As I was cleaning up my office a few weeks ago, I came across a December 2009 article I wrote with my colleague Steve Reid for BNA’s Patent, Trademark & Copyright Journal, entitled “New Patent Office Examination Procedures: Bane or Boon?” The article discusses the then-new changes to the USPTO’s internal procedures for examining applications after a Request for Continued Examination (RCE) has been filed. We predicted that the changes “could introduce significant delays in prosecution,” and the statistics recently reported on Patently-O confirm that we were right. The problem is growing and reaching a crisis—I have RCE applications that have been waiting over a year for examination. How do we hold the USPTO accountable for the growing RCE backlog?
The Application Shell Game
While the USPTO has been focusing its efforts—and touting its successes— on reducing the backlog of new patent applications awaiting examination, the number of RCE applications awaiting continued examination has ballooned. Indeed, the data reported on Patently-O show that while the new application backlog decreased by 64,000 from March 2011 to March 2012, the RCE backlog increased by 22,144 and the appeal backlog increased by 5,280. Issuing more first Office Actions without completing examination of pending applications is nothing but a shell game—shifting the stack of in-process applications from one category to another.
USPTO Policies Discourage Examination Of RCEs
The rise in the RCE backlog is not just the result of the increased attention given to new applications. USPTO policies actually discourage examiners from working on RCEs. Specifically, the USPTO’s current docketing procedures and count system treat RCEs worse than both brand new applications and new continuation and divisional applications.
As explained in our Patent, Trademark & Copyright Journal article, RCEs, continuation applications and divisional applications are placed on an examiner’s “special new” docket. An examiner must examine just one application from this docket—usually the one with the oldest priority date—every other biweek, i.e., about one per month. Moreover, an examiner gets less credit towards his or her production goals for issuing an Office Action in an RCE than for issuing an Office Action in a continuation or divisional application. This system gives examiners no incentive to work on an RCE. Indeed, one examiner suggested that we file a continuation application instead of an RCE, to make it more likely that examination would proceed in a more timely manner.
Shirking Its Statutory Obligation
The USPTO’s current policies and procedures shirk its statutory obligation “to provide for the continued examination of applications . . . at the request of the applicant,” as 35 USC § 132(b) requires. Making an RCE wait longer for an Office Action than a new continuation application is not “continuing” examination. Putting an application on hold for months or years is not “continuing” examination. Permitting an examiner to delay examination of an RCE application until he or she has forgotten the invention, the prior art, the rejections and the applicants’ explanations is not “continuing” examination.

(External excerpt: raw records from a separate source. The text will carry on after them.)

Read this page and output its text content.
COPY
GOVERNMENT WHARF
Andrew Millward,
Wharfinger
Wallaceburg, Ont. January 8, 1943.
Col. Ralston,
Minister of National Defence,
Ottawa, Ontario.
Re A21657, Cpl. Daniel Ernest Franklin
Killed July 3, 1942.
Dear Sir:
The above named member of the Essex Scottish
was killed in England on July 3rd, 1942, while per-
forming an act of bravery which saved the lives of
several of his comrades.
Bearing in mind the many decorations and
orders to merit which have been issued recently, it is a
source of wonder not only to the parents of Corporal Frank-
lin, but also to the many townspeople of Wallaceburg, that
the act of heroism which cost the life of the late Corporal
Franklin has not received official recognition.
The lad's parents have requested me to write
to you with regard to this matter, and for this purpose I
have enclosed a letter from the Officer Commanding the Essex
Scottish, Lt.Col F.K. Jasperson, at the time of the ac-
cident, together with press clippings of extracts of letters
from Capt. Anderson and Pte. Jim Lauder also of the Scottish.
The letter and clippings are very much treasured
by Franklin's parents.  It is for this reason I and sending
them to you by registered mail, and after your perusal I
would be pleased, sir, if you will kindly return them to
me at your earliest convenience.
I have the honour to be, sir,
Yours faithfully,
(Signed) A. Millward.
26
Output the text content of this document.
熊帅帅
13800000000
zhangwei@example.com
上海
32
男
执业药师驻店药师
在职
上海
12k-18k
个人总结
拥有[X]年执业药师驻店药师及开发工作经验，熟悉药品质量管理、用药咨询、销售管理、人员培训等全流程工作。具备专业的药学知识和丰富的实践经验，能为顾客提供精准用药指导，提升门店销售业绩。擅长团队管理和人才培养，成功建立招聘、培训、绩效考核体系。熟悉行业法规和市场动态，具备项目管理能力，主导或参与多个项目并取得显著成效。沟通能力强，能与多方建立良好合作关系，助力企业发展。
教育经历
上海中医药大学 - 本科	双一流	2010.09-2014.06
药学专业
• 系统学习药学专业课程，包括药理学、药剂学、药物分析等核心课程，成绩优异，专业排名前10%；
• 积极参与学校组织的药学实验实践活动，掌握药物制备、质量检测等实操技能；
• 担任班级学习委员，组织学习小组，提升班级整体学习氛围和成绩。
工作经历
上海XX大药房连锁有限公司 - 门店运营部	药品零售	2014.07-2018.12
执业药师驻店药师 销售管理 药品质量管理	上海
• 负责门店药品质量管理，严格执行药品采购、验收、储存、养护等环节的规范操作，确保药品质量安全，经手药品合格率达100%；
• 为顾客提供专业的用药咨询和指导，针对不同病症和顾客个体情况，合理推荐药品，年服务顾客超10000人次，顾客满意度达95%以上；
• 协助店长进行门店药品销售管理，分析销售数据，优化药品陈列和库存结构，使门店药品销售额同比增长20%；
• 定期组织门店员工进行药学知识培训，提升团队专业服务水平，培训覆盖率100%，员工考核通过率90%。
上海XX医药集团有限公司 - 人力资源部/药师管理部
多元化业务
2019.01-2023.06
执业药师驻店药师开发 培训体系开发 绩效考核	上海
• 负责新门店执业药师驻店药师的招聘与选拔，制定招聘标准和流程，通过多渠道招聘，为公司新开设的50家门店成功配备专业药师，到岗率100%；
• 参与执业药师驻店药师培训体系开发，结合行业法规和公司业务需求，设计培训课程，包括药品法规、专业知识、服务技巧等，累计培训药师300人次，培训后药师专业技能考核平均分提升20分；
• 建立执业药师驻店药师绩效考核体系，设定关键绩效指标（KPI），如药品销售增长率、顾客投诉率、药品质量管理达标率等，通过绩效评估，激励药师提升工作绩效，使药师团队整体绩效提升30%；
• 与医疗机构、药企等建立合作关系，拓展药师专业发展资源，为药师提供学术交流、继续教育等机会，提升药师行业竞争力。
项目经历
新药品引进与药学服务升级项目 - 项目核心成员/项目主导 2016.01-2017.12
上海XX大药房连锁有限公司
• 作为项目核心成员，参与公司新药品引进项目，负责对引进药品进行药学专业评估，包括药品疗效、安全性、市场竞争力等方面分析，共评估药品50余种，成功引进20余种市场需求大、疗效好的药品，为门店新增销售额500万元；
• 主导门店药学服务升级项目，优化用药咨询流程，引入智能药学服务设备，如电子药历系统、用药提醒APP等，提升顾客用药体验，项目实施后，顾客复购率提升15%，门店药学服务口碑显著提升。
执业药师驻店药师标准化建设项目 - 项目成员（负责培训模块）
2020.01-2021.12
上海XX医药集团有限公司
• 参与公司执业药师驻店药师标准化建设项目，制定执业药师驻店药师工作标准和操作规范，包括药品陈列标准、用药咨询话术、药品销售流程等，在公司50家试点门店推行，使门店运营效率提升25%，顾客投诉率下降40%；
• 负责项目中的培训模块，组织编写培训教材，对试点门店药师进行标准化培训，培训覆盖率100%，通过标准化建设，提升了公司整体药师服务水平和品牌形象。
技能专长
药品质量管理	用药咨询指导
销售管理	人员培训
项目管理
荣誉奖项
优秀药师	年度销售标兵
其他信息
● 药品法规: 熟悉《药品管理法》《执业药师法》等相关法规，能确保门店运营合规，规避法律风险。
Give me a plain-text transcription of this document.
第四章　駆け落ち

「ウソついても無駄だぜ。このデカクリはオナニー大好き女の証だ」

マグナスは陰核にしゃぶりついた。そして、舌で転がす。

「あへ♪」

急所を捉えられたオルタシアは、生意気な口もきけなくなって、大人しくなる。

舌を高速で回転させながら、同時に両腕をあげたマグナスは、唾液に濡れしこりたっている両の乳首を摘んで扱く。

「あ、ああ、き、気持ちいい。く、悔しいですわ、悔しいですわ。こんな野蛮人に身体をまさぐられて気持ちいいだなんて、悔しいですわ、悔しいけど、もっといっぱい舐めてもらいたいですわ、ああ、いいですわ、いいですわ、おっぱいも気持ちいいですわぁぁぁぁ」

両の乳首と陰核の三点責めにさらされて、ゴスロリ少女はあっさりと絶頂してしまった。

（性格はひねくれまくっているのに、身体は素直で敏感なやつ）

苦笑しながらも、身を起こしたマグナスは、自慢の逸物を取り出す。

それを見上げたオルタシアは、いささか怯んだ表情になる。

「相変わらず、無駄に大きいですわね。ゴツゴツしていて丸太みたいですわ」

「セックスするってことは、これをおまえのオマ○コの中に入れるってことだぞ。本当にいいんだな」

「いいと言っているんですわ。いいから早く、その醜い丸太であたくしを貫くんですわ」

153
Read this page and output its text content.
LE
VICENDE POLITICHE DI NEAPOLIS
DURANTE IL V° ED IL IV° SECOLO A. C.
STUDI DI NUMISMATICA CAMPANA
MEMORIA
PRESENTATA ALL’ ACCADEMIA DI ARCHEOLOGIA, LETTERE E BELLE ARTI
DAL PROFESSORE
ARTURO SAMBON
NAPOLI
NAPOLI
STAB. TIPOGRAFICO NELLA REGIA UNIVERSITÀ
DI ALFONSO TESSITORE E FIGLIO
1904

By focusing on the front-end of the examination process without considering the process as a whole, the USPTO may have lost sight of the fact that applicants do not want an Office Action, they want a patent. Indeed, applicants need granted patents in order to enforce their rights, secure investments, and improve their value. As I wrote previously, permitting applications to languish midstream in prosecution is inefficient, and drags down innovation, investment and commercialization just as much as delaying examination of new applications. It is time for stakeholders to hold the USPTO accountable for the RCE backlog and demand that RCEs be examined in a timely manner.